Aujourd’hui il y a près de 16 millions de retraités, ils seront 20 millions en 2030[9]. Massacrer les retraites aujourd’hui, c’est réduire la demande à moyen et long terme. Sans même parler du fait que les retraités sont aussi très impliqués dans diverses formes de bénévolat qui permettent à l’Etat d’économiser des sommes importantes pour l’aide sociale.

On voit qu’en jouant le « travailler plus » pour financer les retraites, le gouvernement qui est formé de personnes qui n’ont jamais travaillé, combat en réalité la « société des loisirs ». Le but est d’enchaîner le plus longtemps possible des individus à leur travail pour des sommes dérisoires. 

Macron et Philippe s’enlisent en voulant imposer leur réforme des retraites Bayonne, manifestation le 12 décembre 2019 

Le caractère réactionnaire, rétrograde, de ce gouvernement est ici dévoilé : revenir en arrière sur l’idée qui avait soutenu durant tout le XXème siècle le développement du capitalisme, progresser vers des charges de travail moins lourde et une plus grande liberté dans l’usage du temps individuel. Cette idée stupide, macronienne, n’a strictement aucun avenir, même si ponctuellement elle permettra à quelques groupes financiers de capter de la valeur. Le temps du capitalisme sauvage du XIXème siècle est révolu, Macron ne le restaurera pas.

Il est difficile de faire le point sur les réactions après la déclaration de guerre d’Edouard Philippe. Dès le 12 décembre un grand nombre de manifestations ont eu lieu pour protester sur le fond et sur la méthode, Paris, Rennes, Bayonne, la liste est très longue. Ailleurs, comme à Marseille c’est l’accès aux installations portuaire qui se trouve bloqué. A Nantes une galerie marchande a été envahie, et le périphérique bloqué. Anne-Laure Cattelot, une députée macroniste, particulièrement connue pour ses positions extrémistes, a vu devant sa maison des Gilets jaunes et des syndicalistes venir protester. Elle l’a mal vécu. Ces manifestations se font dans un grand désordre, sans coordination, presque spontanément, c’est dire si l’exaspération des travailleurs a atteint un niveau élevé. 

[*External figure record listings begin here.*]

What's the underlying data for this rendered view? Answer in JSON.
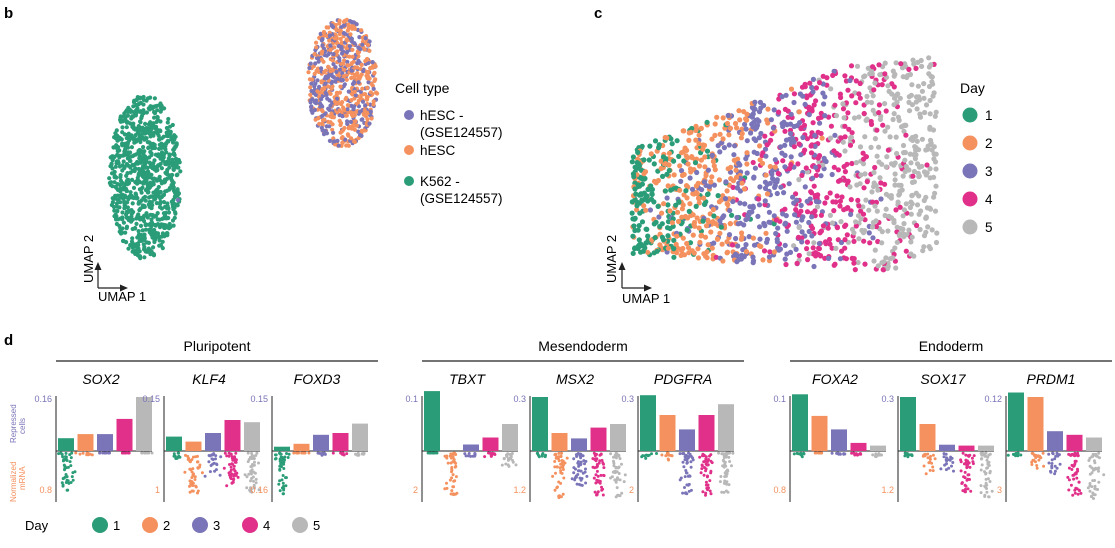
{
  "colors": {
    "green": "#2a9d78",
    "orange": "#f4915e",
    "purple": "#7a74b8",
    "magenta": "#e0308a",
    "gray": "#b8b8b8",
    "axis": "#222222"
  },
  "panel_b": {
    "letter": "b",
    "xlabel": "UMAP 1",
    "ylabel": "UMAP 2",
    "legend_title": "Cell type",
    "legend": [
      {
        "lines": [
          "hESC -",
          "(GSE124557)"
        ],
        "color": "#7a74b8"
      },
      {
        "lines": [
          "hESC"
        ],
        "color": "#f4915e"
      },
      {
        "lines": [
          "K562 -",
          "(GSE124557)"
        ],
        "color": "#2a9d78"
      }
    ]
  },
  "panel_c": {
    "letter": "c",
    "xlabel": "UMAP 1",
    "ylabel": "UMAP 2",
    "legend_title": "Day",
    "legend": [
      {
        "label": "1",
        "color": "#2a9d78"
      },
      {
        "label": "2",
        "color": "#f4915e"
      },
      {
        "label": "3",
        "color": "#7a74b8"
      },
      {
        "label": "4",
        "color": "#e0308a"
      },
      {
        "label": "5",
        "color": "#b8b8b8"
      }
    ]
  },
  "panel_d": {
    "letter": "d",
    "repressed_label": [
      "Repressed",
      "cells"
    ],
    "normalized_label": [
      "Normalized",
      "mRNA"
    ],
    "day_title": "Day",
    "day_legend": [
      {
        "label": "1",
        "color": "#2a9d78"
      },
      {
        "label": "2",
        "color": "#f4915e"
      },
      {
        "label": "3",
        "color": "#7a74b8"
      },
      {
        "label": "4",
        "color": "#e0308a"
      },
      {
        "label": "5",
        "color": "#b8b8b8"
      }
    ]
  },
  "chart_data": [
    {
      "type": "scatter",
      "panel": "b",
      "xlabel": "UMAP 1",
      "ylabel": "UMAP 2",
      "series": [
        {
          "name": "hESC - (GSE124557)",
          "color": "#7a74b8",
          "region": "upper-right cluster (shared with hESC)"
        },
        {
          "name": "hESC",
          "color": "#f4915e",
          "region": "upper-right cluster"
        },
        {
          "name": "K562 - (GSE124557)",
          "color": "#2a9d78",
          "region": "left cluster"
        }
      ]
    },
    {
      "type": "scatter",
      "panel": "c",
      "xlabel": "UMAP 1",
      "ylabel": "UMAP 2",
      "series": [
        {
          "name": "1",
          "color": "#2a9d78",
          "region": "left"
        },
        {
          "name": "2",
          "color": "#f4915e",
          "region": "left-center"
        },
        {
          "name": "3",
          "color": "#7a74b8",
          "region": "center"
        },
        {
          "name": "4",
          "color": "#e0308a",
          "region": "right-center"
        },
        {
          "name": "5",
          "color": "#b8b8b8",
          "region": "right"
        }
      ]
    },
    {
      "type": "bar",
      "panel": "d",
      "categories": [
        "1",
        "2",
        "3",
        "4",
        "5"
      ],
      "groups": [
        {
          "title": "Pluripotent",
          "genes": [
            {
              "name": "SOX2",
              "bar_max": 0.16,
              "bars": [
                0.038,
                0.05,
                0.05,
                0.095,
                0.16
              ],
              "dot_min": 0.8,
              "dots": [
                [
                  0.0,
                  0.8
                ],
                [
                  0.0,
                  0.05
                ],
                [
                  0.0,
                  0.0
                ],
                [
                  0.0,
                  0.0
                ],
                [
                  0.0,
                  0.0
                ]
              ]
            },
            {
              "name": "KLF4",
              "bar_max": 0.15,
              "bars": [
                0.04,
                0.026,
                0.05,
                0.086,
                0.08
              ],
              "dot_min": 1,
              "dots": [
                [
                  0.0,
                  0.12
                ],
                [
                  0.05,
                  0.9
                ],
                [
                  0.0,
                  0.5
                ],
                [
                  0.0,
                  0.7
                ],
                [
                  0.0,
                  0.85
                ]
              ]
            },
            {
              "name": "FOXD3",
              "bar_max": 0.15,
              "bars": [
                0.012,
                0.02,
                0.045,
                0.05,
                0.076
              ],
              "dot_min": 0.16,
              "dots": [
                [
                  0.0,
                  0.9
                ],
                [
                  0.0,
                  0.0
                ],
                [
                  0.0,
                  0.05
                ],
                [
                  0.0,
                  0.05
                ],
                [
                  0.0,
                  0.08
                ]
              ]
            }
          ]
        },
        {
          "title": "Mesendoderm",
          "genes": [
            {
              "name": "TBXT",
              "bar_max": 0.1,
              "bars": [
                0.111,
                0.0,
                0.012,
                0.025,
                0.05
              ],
              "dot_min": 2,
              "dots": [
                [
                  0.0,
                  0.0
                ],
                [
                  0.0,
                  0.9
                ],
                [
                  0.0,
                  0.1
                ],
                [
                  0.0,
                  0.1
                ],
                [
                  0.0,
                  0.3
                ]
              ]
            },
            {
              "name": "MSX2",
              "bar_max": 0.3,
              "bars": [
                0.3,
                0.1,
                0.07,
                0.13,
                0.15
              ],
              "dot_min": 1.2,
              "dots": [
                [
                  0.0,
                  0.1
                ],
                [
                  0.0,
                  0.95
                ],
                [
                  0.0,
                  0.7
                ],
                [
                  0.0,
                  0.95
                ],
                [
                  0.0,
                  0.95
                ]
              ]
            },
            {
              "name": "PDGFRA",
              "bar_max": 0.3,
              "bars": [
                0.31,
                0.2,
                0.12,
                0.2,
                0.26
              ],
              "dot_min": 2,
              "dots": [
                [
                  0.0,
                  0.12
                ],
                [
                  0.0,
                  0.15
                ],
                [
                  0.0,
                  0.9
                ],
                [
                  0.0,
                  0.9
                ],
                [
                  0.0,
                  0.85
                ]
              ]
            }
          ]
        },
        {
          "title": "Endoderm",
          "genes": [
            {
              "name": "FOXA2",
              "bar_max": 0.1,
              "bars": [
                0.105,
                0.065,
                0.04,
                0.015,
                0.01
              ],
              "dot_min": 0.8,
              "dots": [
                [
                  0.0,
                  0.08
                ],
                [
                  0.0,
                  0.0
                ],
                [
                  0.0,
                  0.03
                ],
                [
                  0.0,
                  0.05
                ],
                [
                  0.0,
                  0.08
                ]
              ]
            },
            {
              "name": "SOX17",
              "bar_max": 0.3,
              "bars": [
                0.3,
                0.15,
                0.035,
                0.03,
                0.03
              ],
              "dot_min": 1.2,
              "dots": [
                [
                  0.0,
                  0.12
                ],
                [
                  0.0,
                  0.5
                ],
                [
                  0.0,
                  0.4
                ],
                [
                  0.0,
                  0.85
                ],
                [
                  0.0,
                  0.95
                ]
              ]
            },
            {
              "name": "PRDM1",
              "bar_max": 0.12,
              "bars": [
                0.13,
                0.12,
                0.044,
                0.036,
                0.03
              ],
              "dot_min": 3,
              "dots": [
                [
                  0.0,
                  0.08
                ],
                [
                  0.0,
                  0.35
                ],
                [
                  0.0,
                  0.45
                ],
                [
                  0.0,
                  0.9
                ],
                [
                  0.0,
                  0.98
                ]
              ]
            }
          ]
        }
      ]
    }
  ]
}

Macron et Philippe s’enlisent en voulant imposer leur réforme des retraites 

Manifestation à Paris le 12 décembre 

Il semble bien que Macron et Philippe n’ont pas mesuré vraiment le rejet de la réforme. Mais devant la bronca que le discours de Philippe a déclenchée, Ils ont commencé à reculer. Bruno Le Maire et Edouard Philippe nous disent maintenant qu’ils veulent négocier.

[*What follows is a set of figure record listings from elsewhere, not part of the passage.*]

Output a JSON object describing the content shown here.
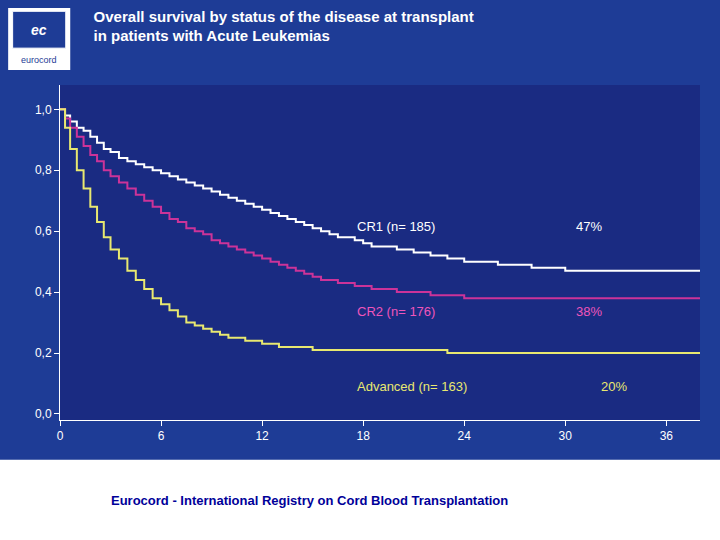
{
  "chart_data": {
    "type": "line",
    "title": "Overall survival by status of the disease at transplant",
    "subtitle": "in patients with Acute Leukemias",
    "footer": {
      "text": "Eurocord - International Registry on Cord Blood Transplantation",
      "color": "#000099"
    },
    "logo": [
      "ec",
      "eurocord"
    ],
    "grid": false,
    "xlim": [
      0,
      38
    ],
    "ylim": [
      -0.02,
      1.08
    ],
    "xticks": [
      0,
      6,
      12,
      18,
      24,
      30,
      36
    ],
    "yticks": [
      {
        "value": 0.0,
        "label": "0,0"
      },
      {
        "value": 0.2,
        "label": "0,2"
      },
      {
        "value": 0.4,
        "label": "0,4"
      },
      {
        "value": 0.6,
        "label": "0,6"
      },
      {
        "value": 0.8,
        "label": "0,8"
      },
      {
        "value": 1.0,
        "label": "1,0"
      }
    ],
    "x": [
      0,
      0.3,
      0.6,
      1,
      1.4,
      1.8,
      2.2,
      2.6,
      3,
      3.5,
      4,
      4.5,
      5,
      5.5,
      6,
      6.5,
      7,
      7.5,
      8,
      8.5,
      9,
      9.5,
      10,
      10.5,
      11,
      11.5,
      12,
      12.5,
      13,
      13.5,
      14,
      14.5,
      15,
      15.5,
      16,
      16.5,
      17,
      17.5,
      18,
      18.5,
      19,
      20,
      21,
      22,
      23,
      24,
      25,
      26,
      27,
      28,
      29,
      30,
      31,
      32,
      33,
      34,
      35,
      36,
      37,
      38
    ],
    "series": [
      {
        "color": "#ffffff",
        "values": [
          1.0,
          0.98,
          0.96,
          0.94,
          0.93,
          0.91,
          0.89,
          0.87,
          0.86,
          0.84,
          0.83,
          0.82,
          0.81,
          0.8,
          0.79,
          0.78,
          0.77,
          0.76,
          0.75,
          0.74,
          0.73,
          0.72,
          0.71,
          0.7,
          0.69,
          0.68,
          0.67,
          0.66,
          0.65,
          0.64,
          0.63,
          0.62,
          0.61,
          0.6,
          0.59,
          0.58,
          0.58,
          0.57,
          0.56,
          0.55,
          0.55,
          0.54,
          0.53,
          0.52,
          0.51,
          0.5,
          0.5,
          0.49,
          0.49,
          0.48,
          0.48,
          0.47,
          0.47,
          0.47,
          0.47,
          0.47,
          0.47,
          0.47,
          0.47,
          0.47
        ]
      },
      {
        "color": "#cc3399",
        "values": [
          1.0,
          0.97,
          0.94,
          0.91,
          0.88,
          0.85,
          0.83,
          0.8,
          0.78,
          0.76,
          0.74,
          0.72,
          0.7,
          0.68,
          0.66,
          0.64,
          0.63,
          0.61,
          0.6,
          0.59,
          0.57,
          0.56,
          0.55,
          0.54,
          0.53,
          0.52,
          0.51,
          0.5,
          0.49,
          0.48,
          0.47,
          0.46,
          0.45,
          0.44,
          0.44,
          0.43,
          0.43,
          0.42,
          0.42,
          0.41,
          0.41,
          0.4,
          0.4,
          0.39,
          0.39,
          0.38,
          0.38,
          0.38,
          0.38,
          0.38,
          0.38,
          0.38,
          0.38,
          0.38,
          0.38,
          0.38,
          0.38,
          0.38,
          0.38,
          0.38
        ]
      },
      {
        "color": "#e8e870",
        "values": [
          1.0,
          0.94,
          0.87,
          0.8,
          0.74,
          0.68,
          0.63,
          0.58,
          0.54,
          0.51,
          0.47,
          0.44,
          0.41,
          0.38,
          0.36,
          0.34,
          0.32,
          0.3,
          0.29,
          0.28,
          0.27,
          0.26,
          0.25,
          0.25,
          0.24,
          0.24,
          0.23,
          0.23,
          0.22,
          0.22,
          0.22,
          0.22,
          0.21,
          0.21,
          0.21,
          0.21,
          0.21,
          0.21,
          0.21,
          0.21,
          0.21,
          0.21,
          0.21,
          0.21,
          0.2,
          0.2,
          0.2,
          0.2,
          0.2,
          0.2,
          0.2,
          0.2,
          0.2,
          0.2,
          0.2,
          0.2,
          0.2,
          0.2,
          0.2,
          0.2
        ]
      }
    ],
    "annotations": [
      {
        "text": "CR1 (n= 185)",
        "x": 17.5,
        "y": 0.615,
        "color": "#ffffff"
      },
      {
        "text": "47%",
        "x": 30.5,
        "y": 0.615,
        "color": "#ffffff"
      },
      {
        "text": "CR2 (n= 176)",
        "x": 17.5,
        "y": 0.335,
        "color": "#ee55bb"
      },
      {
        "text": "38%",
        "x": 30.5,
        "y": 0.335,
        "color": "#ee55bb"
      },
      {
        "text": "Advanced (n= 163)",
        "x": 17.5,
        "y": 0.09,
        "color": "#e8e870"
      },
      {
        "text": "20%",
        "x": 32.0,
        "y": 0.09,
        "color": "#e8e870"
      }
    ]
  }
}
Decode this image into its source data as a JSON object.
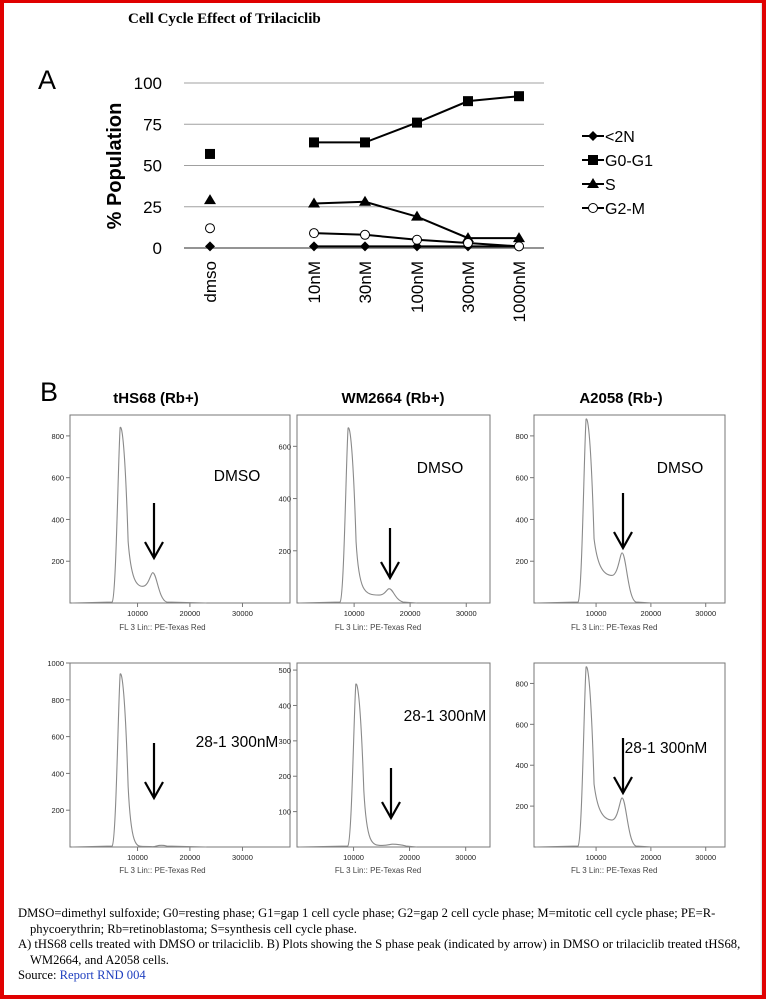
{
  "title": "Cell Cycle Effect of Trilaciclib",
  "chart_data": [
    {
      "type": "line",
      "panel_label": "A",
      "ylabel": "% Population",
      "ylim": [
        0,
        100
      ],
      "y_ticks": [
        0,
        25,
        50,
        75,
        100
      ],
      "categories": [
        "dmso",
        "10nM",
        "30nM",
        "100nM",
        "300nM",
        "1000nM"
      ],
      "grid": true,
      "legend_position": "right",
      "series": [
        {
          "name": "<2N",
          "marker": "diamond",
          "values": [
            1,
            1,
            1,
            1,
            1,
            1
          ]
        },
        {
          "name": "G0-G1",
          "marker": "square",
          "values": [
            57,
            64,
            64,
            76,
            89,
            92
          ]
        },
        {
          "name": "S",
          "marker": "triangle",
          "values": [
            29,
            27,
            28,
            19,
            6,
            6
          ]
        },
        {
          "name": "G2-M",
          "marker": "open-circle",
          "values": [
            12,
            9,
            8,
            5,
            3,
            1
          ]
        }
      ]
    },
    {
      "type": "histogram",
      "panel_label": "B",
      "columns": [
        "tHS68 (Rb+)",
        "WM2664 (Rb+)",
        "A2058 (Rb-)"
      ],
      "row_labels": [
        "DMSO",
        "28-1 300nM"
      ],
      "x_axis_label": "FL 3 Lin:: PE-Texas Red",
      "x_ticks": [
        "10000",
        "20000",
        "30000"
      ],
      "plots": [
        {
          "column": "tHS68 (Rb+)",
          "condition": "DMSO",
          "y_ticks": [
            "200",
            "400",
            "600",
            "800"
          ],
          "ymax": 900,
          "g1_peak": 840,
          "s_phase": 145
        },
        {
          "column": "WM2664 (Rb+)",
          "condition": "DMSO",
          "y_ticks": [
            "200",
            "400",
            "600"
          ],
          "ymax": 720,
          "g1_peak": 670,
          "s_phase": 55
        },
        {
          "column": "A2058 (Rb-)",
          "condition": "DMSO",
          "y_ticks": [
            "200",
            "400",
            "600",
            "800"
          ],
          "ymax": 900,
          "g1_peak": 880,
          "s_phase": 240
        },
        {
          "column": "tHS68 (Rb+)",
          "condition": "28-1 300nM",
          "y_ticks": [
            "200",
            "400",
            "600",
            "800",
            "1000"
          ],
          "ymax": 1000,
          "g1_peak": 940,
          "s_phase": 2
        },
        {
          "column": "WM2664 (Rb+)",
          "condition": "28-1 300nM",
          "y_ticks": [
            "100",
            "200",
            "300",
            "400",
            "500"
          ],
          "ymax": 520,
          "g1_peak": 460,
          "s_phase": 8
        },
        {
          "column": "A2058 (Rb-)",
          "condition": "28-1 300nM",
          "y_ticks": [
            "200",
            "400",
            "600",
            "800"
          ],
          "ymax": 900,
          "g1_peak": 880,
          "s_phase": 240
        }
      ]
    }
  ],
  "caption": {
    "abbreviations": "DMSO=dimethyl sulfoxide; G0=resting phase; G1=gap 1 cell cycle phase; G2=gap 2 cell cycle phase; M=mitotic cell cycle phase; PE=R-phycoerythrin; Rb=retinoblastoma; S=synthesis cell cycle phase.",
    "legend": "A) tHS68 cells treated with DMSO or trilaciclib. B) Plots showing the S phase peak (indicated by arrow) in DMSO or trilaciclib treated tHS68, WM2664, and A2058 cells.",
    "source_label": "Source:",
    "source_link": "Report RND 004"
  },
  "colors": {
    "border": "#e00000",
    "link": "#1f3fbf",
    "grid": "#a0a0a0",
    "histogram_line": "#8a8a8a"
  }
}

En vérité il semble que le discours maximaliste de Philippe avait pour but de faire semblant de reculer. Il est probable qu’il va revenir sur l’âge pivot de 64 ans et donc le ramener à 62. Evidemment avec une décote. Mais la balle n’est plus dans son camp, ce sont maintenant les syndicats qui ont l’initiative. Tout le monde va se préparer pour la manifestation de mardi 17 décembre. Ils ont le soutien très large de la population qui commence à comprendre que le blocage de l’économie, c’est d’abord la responsabilité de Macron. Ils peuvent donc exiger l’annulation pure et simple de cette réforme ignoble.

Une des conséquences de l’entêtement imbécile du patronat et de sa valetaille macronienne est justement qu’ils risquent, en voulant tout, de n’obtenir rien. A Supposer qu’ils fassent passer cette loi maudite, il suffira au candidat arrivé au second tour contre Macron – si celui-ci franchit le cap du premier tour – de dire qu’il va annuler cette loi maudite pour rafler la mise. 

Macron et Philippe s’enlisent en voulant imposer leur réforme des retraites Rennes, manifestation contre la réforme des retraites, le 12 décembre 2019


NOTES :

[8] La vente de la Française des Jeux a rapporté 2 milliards à l’Etat, sachant que cela représente moins de 8 années de bénéfice. Pour ceux qui ont investi dans cette affaire le rendement est excellent. Sur 20 ans la perte pour l’Etat sera donc approximativement de 450 millions x par 12 ans, soit au moins 5,4 milliards d’euros.